Glenys Sugerman, the FPA’s Executive Secretary, recalled the eve of the pullout. “Basically, the army didn’t want coverage,” Sugerman says. “They said the presence of journalists in the Qatif Bloc after Aug. 15 would be illegal,” Sugerman says. “Anyone moving between the settlements would be shot.” In practice, however, no one was intercepted. In fact, there were no casualties.
The military commander, Brig. Gen. Dan Harel, and the Israeli Defense Forces spokesperson, Brig. Miri Regev, insisted that if they agreed to admit journalists once the pullout began, they would have to know where they were at all times.
However, this rule soon proved to be counterproductive. At the political level, the Israeli authorities realized they could be doing something to win goodwill, even admiration, from local and foreign media audiences and improve their image worldwide.
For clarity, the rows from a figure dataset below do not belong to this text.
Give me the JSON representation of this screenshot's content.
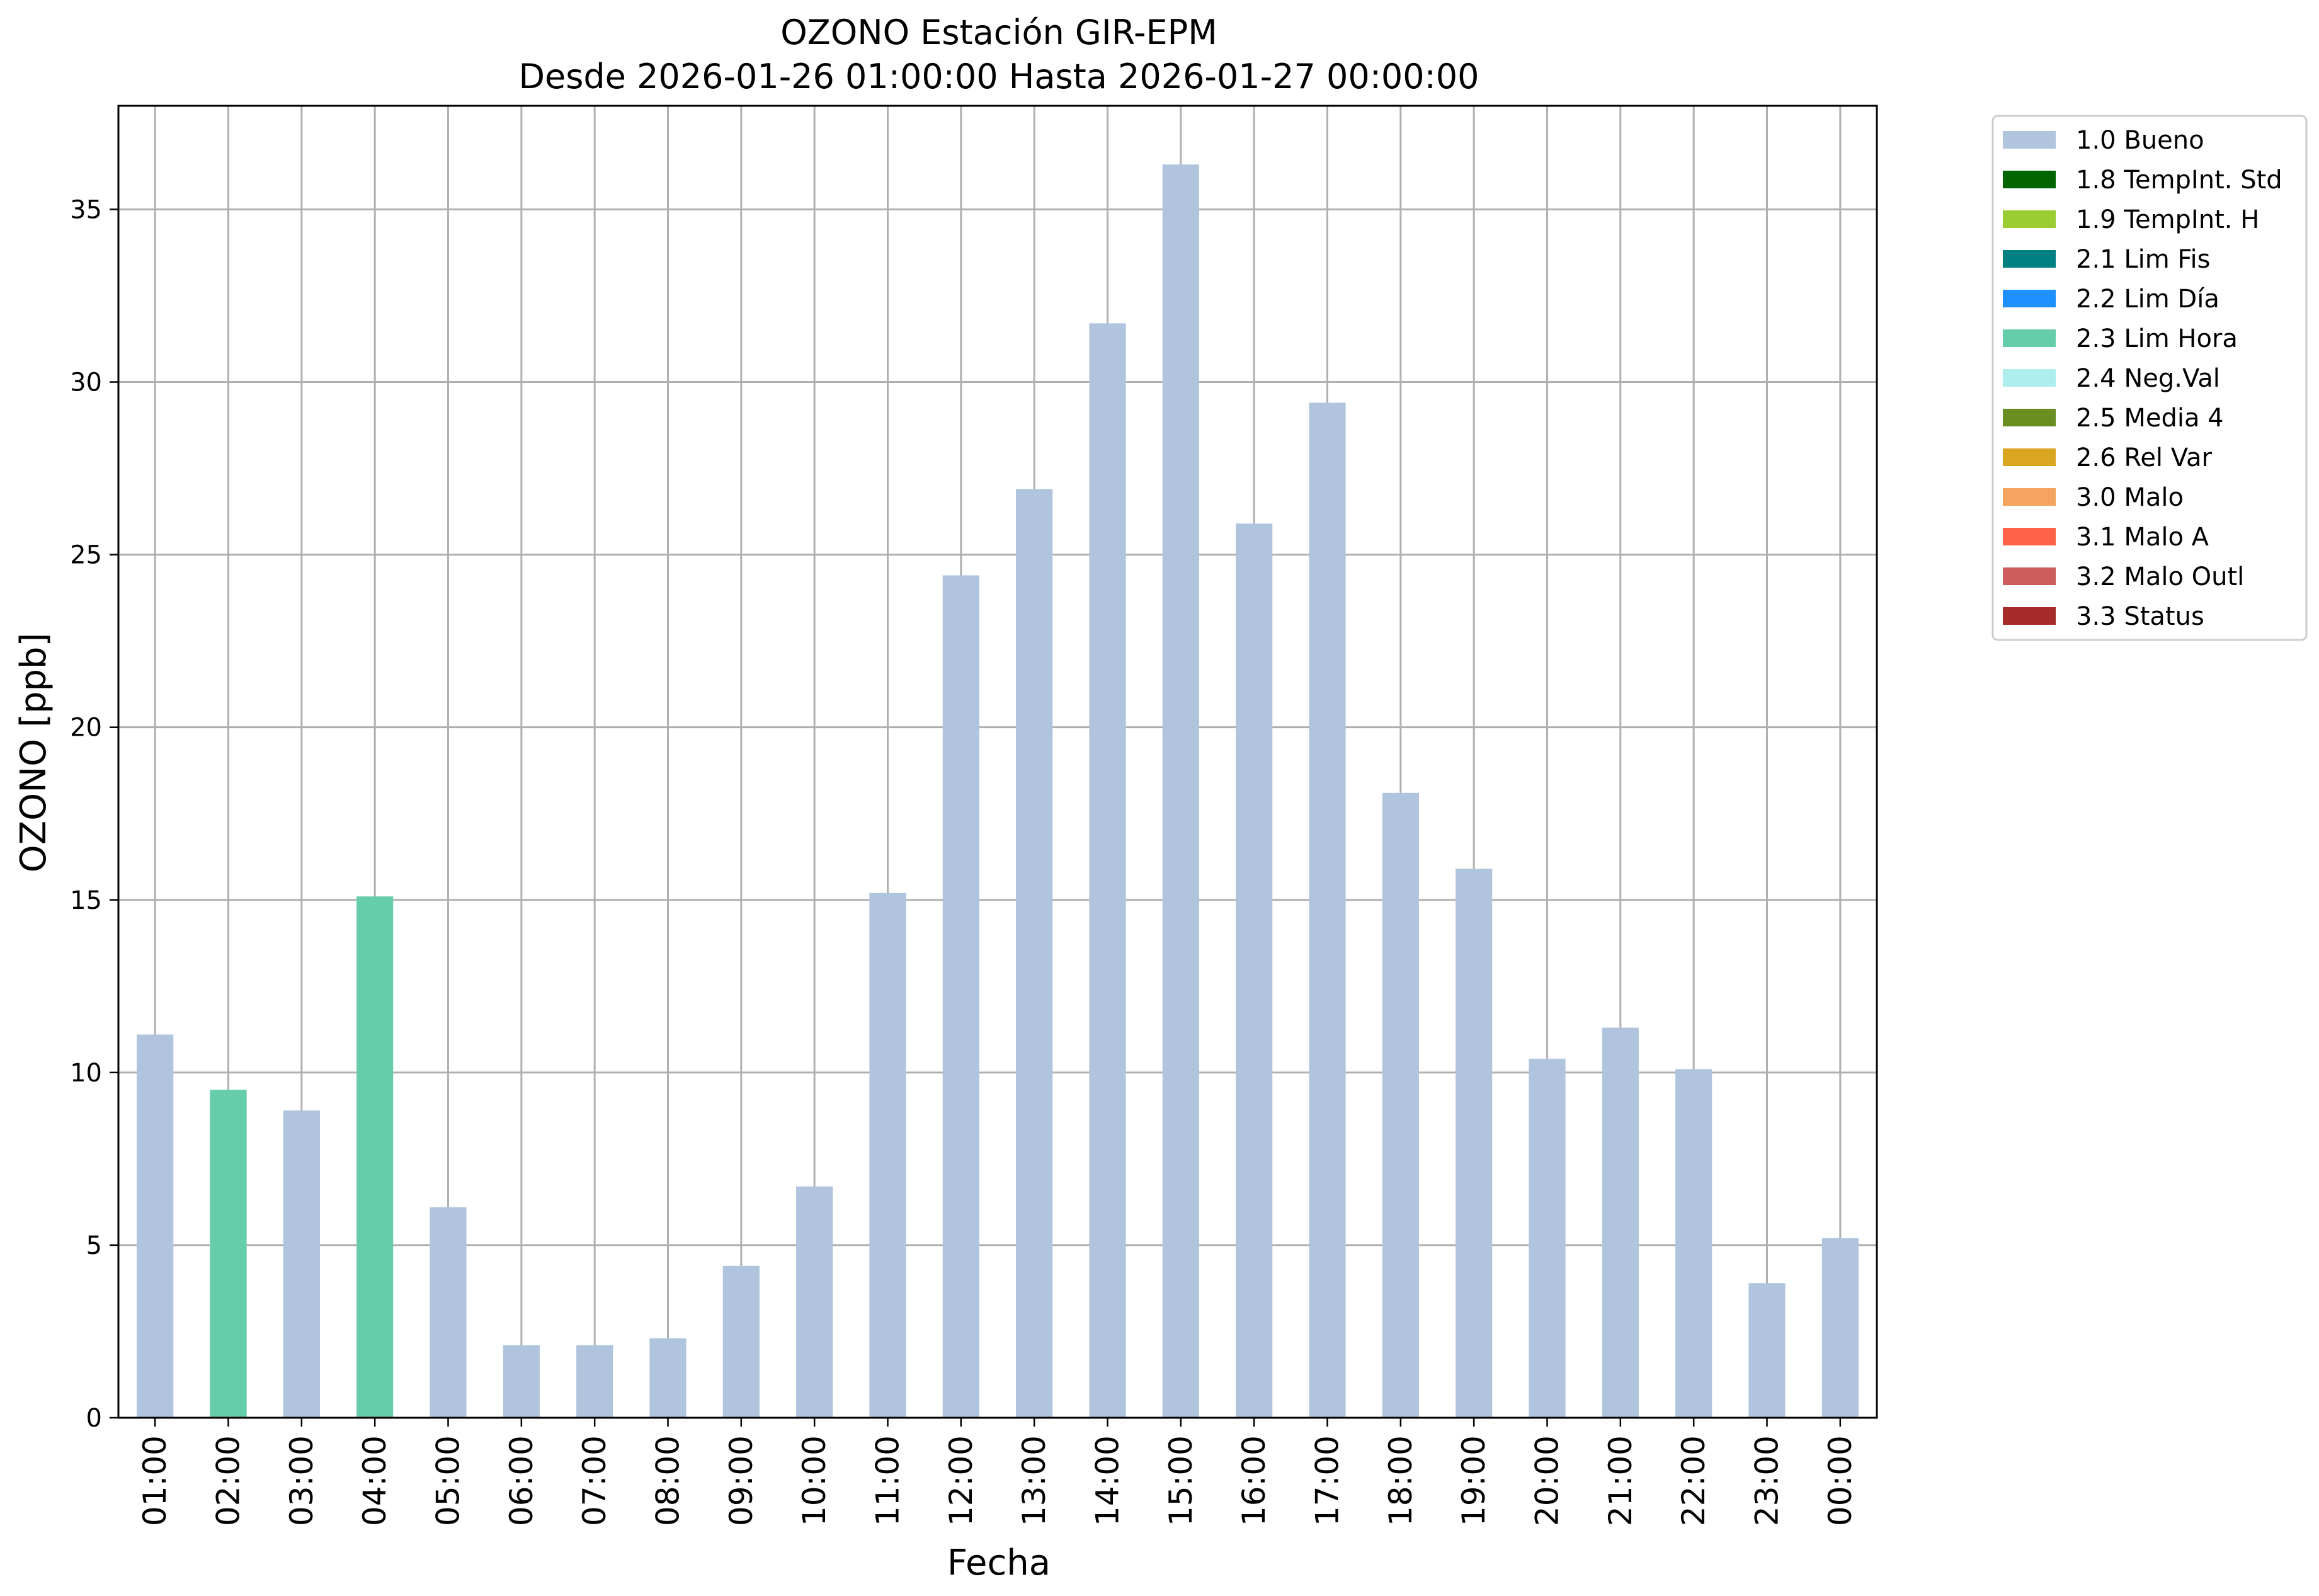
{
  "chart_data": {
    "type": "bar",
    "title": "OZONO Estación GIR-EPM",
    "subtitle": "Desde 2026-01-26 01:00:00 Hasta 2026-01-27 00:00:00",
    "xlabel": "Fecha",
    "ylabel": "OZONO [ppb]",
    "ylim": [
      0,
      38
    ],
    "yticks": [
      0,
      5,
      10,
      15,
      20,
      25,
      30,
      35
    ],
    "grid": true,
    "legend_position": "outside top-right",
    "categories": [
      "01:00",
      "02:00",
      "03:00",
      "04:00",
      "05:00",
      "06:00",
      "07:00",
      "08:00",
      "09:00",
      "10:00",
      "11:00",
      "12:00",
      "13:00",
      "14:00",
      "15:00",
      "16:00",
      "17:00",
      "18:00",
      "19:00",
      "20:00",
      "21:00",
      "22:00",
      "23:00",
      "00:00"
    ],
    "values": [
      11.1,
      9.5,
      8.9,
      15.1,
      6.1,
      2.1,
      2.1,
      2.3,
      4.4,
      6.7,
      15.2,
      24.4,
      26.9,
      31.7,
      36.3,
      25.9,
      29.4,
      18.1,
      15.9,
      10.4,
      11.3,
      10.1,
      3.9,
      5.2
    ],
    "flags": [
      "1.0 Bueno",
      "2.3 Lim Hora",
      "1.0 Bueno",
      "2.3 Lim Hora",
      "1.0 Bueno",
      "1.0 Bueno",
      "1.0 Bueno",
      "1.0 Bueno",
      "1.0 Bueno",
      "1.0 Bueno",
      "1.0 Bueno",
      "1.0 Bueno",
      "1.0 Bueno",
      "1.0 Bueno",
      "1.0 Bueno",
      "1.0 Bueno",
      "1.0 Bueno",
      "1.0 Bueno",
      "1.0 Bueno",
      "1.0 Bueno",
      "1.0 Bueno",
      "1.0 Bueno",
      "1.0 Bueno",
      "1.0 Bueno"
    ],
    "legend": [
      {
        "label": "1.0 Bueno",
        "color": "#b0c4de"
      },
      {
        "label": "1.8 TempInt. Std",
        "color": "#006400"
      },
      {
        "label": "1.9 TempInt. H",
        "color": "#9acd32"
      },
      {
        "label": "2.1 Lim Fis",
        "color": "#008080"
      },
      {
        "label": "2.2 Lim Día",
        "color": "#1e90ff"
      },
      {
        "label": "2.3 Lim Hora",
        "color": "#66cdaa"
      },
      {
        "label": "2.4 Neg.Val",
        "color": "#afeeee"
      },
      {
        "label": "2.5 Media 4",
        "color": "#6b8e23"
      },
      {
        "label": "2.6 Rel Var",
        "color": "#daa520"
      },
      {
        "label": "3.0 Malo",
        "color": "#f4a460"
      },
      {
        "label": "3.1 Malo A",
        "color": "#ff6347"
      },
      {
        "label": "3.2 Malo Outl",
        "color": "#cd5c5c"
      },
      {
        "label": "3.3 Status",
        "color": "#a52a2a"
      }
    ]
  }
}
The IDF held to the mistaken view that 70 percent of the journalists covering the evacuation would be Israeli and only 30 percent foreign. Accommodations and arrangements for the media would be based on that ratio. For example, seats on the shuttle buses from the ad hoc media center were the only means by which journalists could access the area.
Several TV personalities were embedded with local families. At first, relations were strained, but eventually, the settlers changed their attitude.
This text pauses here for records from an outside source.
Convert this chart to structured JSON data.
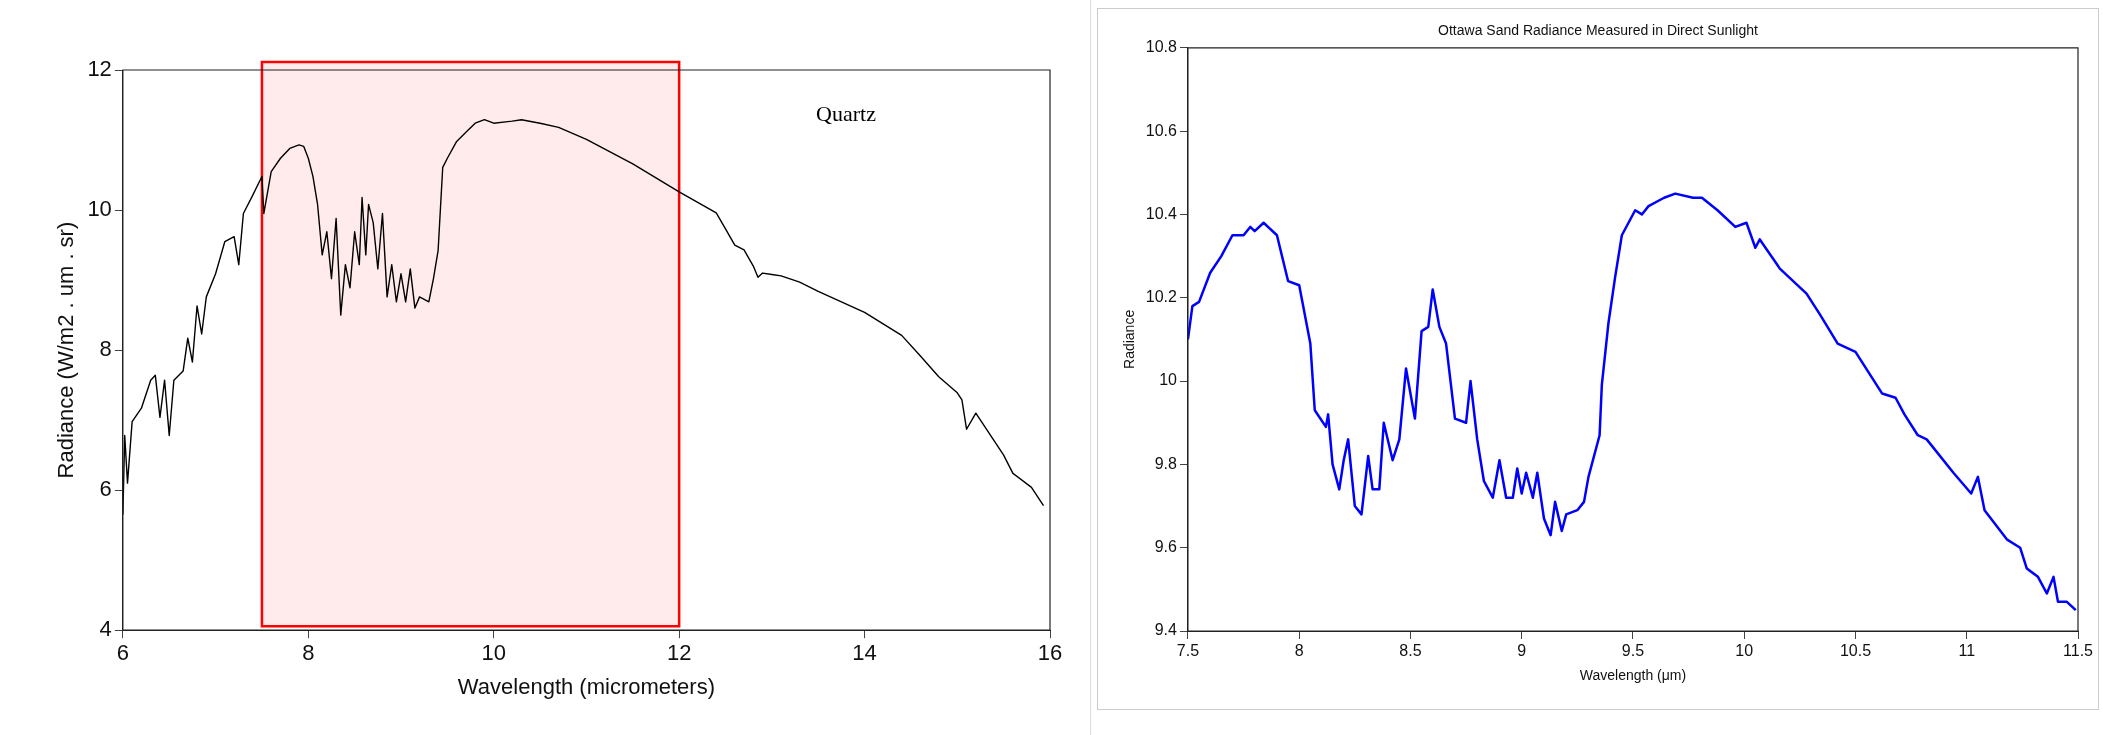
{
  "chart_data": [
    {
      "type": "line",
      "xlabel": "Wavelength (micrometers)",
      "ylabel": "Radiance (W/m2 . um . sr)",
      "xlim": [
        6,
        16
      ],
      "ylim": [
        4,
        12
      ],
      "xticks": [
        6,
        8,
        10,
        12,
        14,
        16
      ],
      "yticks": [
        4,
        6,
        8,
        10,
        12
      ],
      "annotations": [
        "Quartz"
      ],
      "bands": [
        {
          "axis": "x",
          "from": 7.5,
          "to": 12,
          "color": "#ff0000"
        }
      ],
      "series": [
        {
          "color": "#000000",
          "x": [
            6.0,
            6.02,
            6.05,
            6.1,
            6.2,
            6.3,
            6.35,
            6.4,
            6.45,
            6.5,
            6.55,
            6.65,
            6.7,
            6.75,
            6.8,
            6.85,
            6.9,
            7.0,
            7.1,
            7.2,
            7.25,
            7.3,
            7.4,
            7.5,
            7.52,
            7.6,
            7.7,
            7.8,
            7.9,
            7.95,
            8.0,
            8.05,
            8.1,
            8.15,
            8.2,
            8.25,
            8.3,
            8.35,
            8.4,
            8.45,
            8.5,
            8.55,
            8.58,
            8.62,
            8.65,
            8.7,
            8.75,
            8.8,
            8.85,
            8.9,
            8.95,
            9.0,
            9.05,
            9.1,
            9.15,
            9.2,
            9.3,
            9.35,
            9.4,
            9.45,
            9.5,
            9.6,
            9.7,
            9.8,
            9.9,
            10.0,
            10.2,
            10.3,
            10.5,
            10.7,
            11.0,
            11.5,
            12.0,
            12.4,
            12.5,
            12.6,
            12.7,
            12.8,
            12.85,
            12.9,
            13.0,
            13.1,
            13.3,
            13.5,
            14.0,
            14.4,
            14.6,
            14.8,
            15.0,
            15.05,
            15.1,
            15.2,
            15.3,
            15.4,
            15.5,
            15.6,
            15.8,
            15.93
          ],
          "values": [
            5.65,
            6.78,
            6.1,
            6.98,
            7.17,
            7.57,
            7.64,
            7.04,
            7.57,
            6.78,
            7.57,
            7.7,
            8.17,
            7.83,
            8.63,
            8.23,
            8.76,
            9.09,
            9.55,
            9.62,
            9.22,
            9.95,
            10.21,
            10.48,
            9.95,
            10.55,
            10.74,
            10.88,
            10.93,
            10.91,
            10.74,
            10.48,
            10.08,
            9.36,
            9.69,
            9.02,
            9.88,
            8.5,
            9.22,
            8.89,
            9.69,
            9.22,
            10.18,
            9.36,
            10.08,
            9.82,
            9.16,
            9.95,
            8.76,
            9.22,
            8.69,
            9.09,
            8.69,
            9.16,
            8.6,
            8.76,
            8.69,
            9.02,
            9.42,
            10.61,
            10.74,
            10.98,
            11.11,
            11.24,
            11.29,
            11.24,
            11.27,
            11.29,
            11.24,
            11.18,
            11.01,
            10.66,
            10.26,
            9.96,
            9.73,
            9.5,
            9.43,
            9.2,
            9.04,
            9.1,
            9.08,
            9.06,
            8.97,
            8.84,
            8.54,
            8.21,
            7.92,
            7.62,
            7.39,
            7.29,
            6.87,
            7.1,
            6.9,
            6.7,
            6.5,
            6.24,
            6.04,
            5.78
          ]
        }
      ]
    },
    {
      "type": "line",
      "title": "Ottawa Sand Radiance Measured in Direct Sunlight",
      "xlabel": "Wavelength (μm)",
      "ylabel": "Radiance",
      "xlim": [
        7.5,
        11.5
      ],
      "ylim": [
        9.4,
        10.8
      ],
      "xticks": [
        7.5,
        8,
        8.5,
        9,
        9.5,
        10,
        10.5,
        11,
        11.5
      ],
      "yticks": [
        9.4,
        9.6,
        9.8,
        10,
        10.2,
        10.4,
        10.6,
        10.8
      ],
      "series": [
        {
          "color": "#0000ff",
          "x": [
            7.5,
            7.52,
            7.55,
            7.6,
            7.65,
            7.7,
            7.75,
            7.78,
            7.8,
            7.84,
            7.9,
            7.95,
            8.0,
            8.05,
            8.07,
            8.12,
            8.13,
            8.15,
            8.18,
            8.2,
            8.22,
            8.25,
            8.28,
            8.31,
            8.33,
            8.36,
            8.38,
            8.42,
            8.45,
            8.48,
            8.52,
            8.55,
            8.58,
            8.6,
            8.63,
            8.66,
            8.7,
            8.75,
            8.77,
            8.8,
            8.83,
            8.87,
            8.9,
            8.93,
            8.96,
            8.98,
            9.0,
            9.02,
            9.05,
            9.07,
            9.1,
            9.13,
            9.15,
            9.18,
            9.2,
            9.25,
            9.28,
            9.3,
            9.35,
            9.36,
            9.39,
            9.42,
            9.45,
            9.51,
            9.54,
            9.57,
            9.64,
            9.69,
            9.77,
            9.81,
            9.88,
            9.96,
            10.01,
            10.05,
            10.07,
            10.16,
            10.28,
            10.34,
            10.42,
            10.5,
            10.62,
            10.68,
            10.72,
            10.78,
            10.82,
            10.94,
            11.02,
            11.05,
            11.08,
            11.18,
            11.24,
            11.27,
            11.32,
            11.36,
            11.39,
            11.41,
            11.45,
            11.49
          ],
          "values": [
            10.1,
            10.18,
            10.19,
            10.26,
            10.3,
            10.35,
            10.35,
            10.37,
            10.36,
            10.38,
            10.35,
            10.24,
            10.23,
            10.09,
            9.93,
            9.89,
            9.92,
            9.8,
            9.74,
            9.81,
            9.86,
            9.7,
            9.68,
            9.82,
            9.74,
            9.74,
            9.9,
            9.81,
            9.86,
            10.03,
            9.91,
            10.12,
            10.13,
            10.22,
            10.13,
            10.09,
            9.91,
            9.9,
            10.0,
            9.86,
            9.76,
            9.72,
            9.81,
            9.72,
            9.72,
            9.79,
            9.73,
            9.78,
            9.72,
            9.78,
            9.67,
            9.63,
            9.71,
            9.64,
            9.68,
            9.69,
            9.71,
            9.77,
            9.87,
            9.99,
            10.14,
            10.25,
            10.35,
            10.41,
            10.4,
            10.42,
            10.44,
            10.45,
            10.44,
            10.44,
            10.41,
            10.37,
            10.38,
            10.32,
            10.34,
            10.27,
            10.21,
            10.16,
            10.09,
            10.07,
            9.97,
            9.96,
            9.92,
            9.87,
            9.86,
            9.78,
            9.73,
            9.77,
            9.69,
            9.62,
            9.6,
            9.55,
            9.53,
            9.49,
            9.53,
            9.47,
            9.47,
            9.45
          ]
        }
      ]
    }
  ]
}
When Scott Wilson of The Washington Post began coverage early on he found that coverage was easy. “There was a tremendous amount of access and I was able to witness firsthand the soldiers and settlers,” Wilson says.
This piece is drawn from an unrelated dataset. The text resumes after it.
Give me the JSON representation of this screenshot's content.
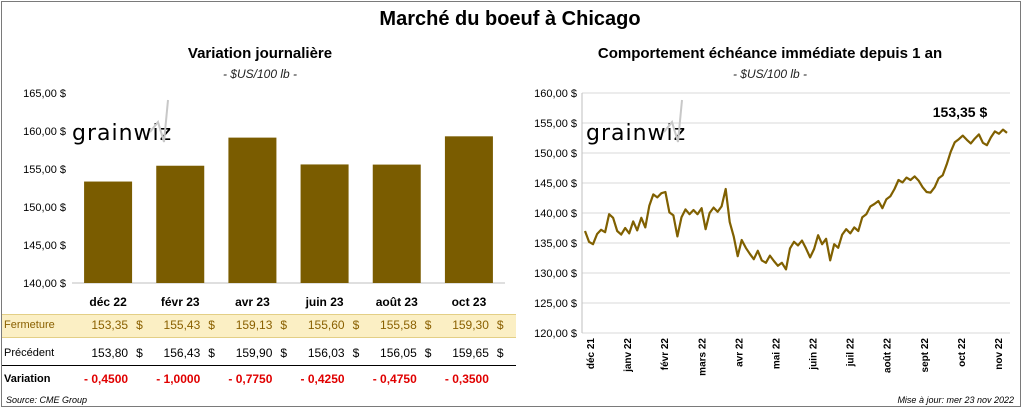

Other journalists, however, were more critical of the IDF. Stephen Farrell of The Times described the conditions that prevailed at the outset as “extremely rigorous.” The situation improved after the violent resistance at the once-elegant hotel erected in the Qatif Bloc.
“The government then realized that it had a public relations problem,” Farrell says. He was told by a general that Israel wanted the settlers to protest their removal, if only to prove to the outside world that their departure was not a simple matter.
As it turned out, the settlers and their supporters who infiltrated the Gaza Strip resisted their own initiative. In Kfar Darom, for example, they fought pitched battles with the oncoming troops until they were overcome and physically carried away.
Farrell also arranged for concurrent coverage of the Gaza Strip’s preponderant Palestinian sectors. He stationed a reporter at Khan Younis, he says, referring to the impoverished town that overlooked the relatively posh settlements. Several of the major news organizations kept up a simultaneous flow of information from Gaza City. Some correspondents moved between the two sides, but this was time-consuming and inconvenient, mainly because of the delays caused by heavy Israeli security at the Erez Checkpoint (entering and leaving the Gaza Strip) and the dicey situation in Gaza, Khan Younis and other cities where armed Palestinian extremists posed a constant threat.
Indeed, it was a large and meticulous military operation, which Gen. Harel completed without any loss of life and few injuries. The logistics were awesome, but the results were faultless.
The construction projects designed to absorb the Strip’s unemployed labor force still are on the drawing boards, but funding and implementation were put into limbo when the Islamic extremist Hamas movement won the Palestinian Authority’s parliamentary election in January. Financial support has been reduced, and as a result, working as a journalist in the Strip has changed profoundly since the Israeli settlers’ removal.
Correspondents and photographers working there must be on the lookout for local terrorists who intermittently kidnap members of the foreign press corps and hold them incommunicado– briefly, so far, and without ransom demands (monetary or political), but that may change. The anarchy and chaos in the Strip after the Israeli pullout have made it an even more dangerous place than it was prior to the settlers’ and soldiers’ evacuation. No journalist wants to be caught in the crossfire.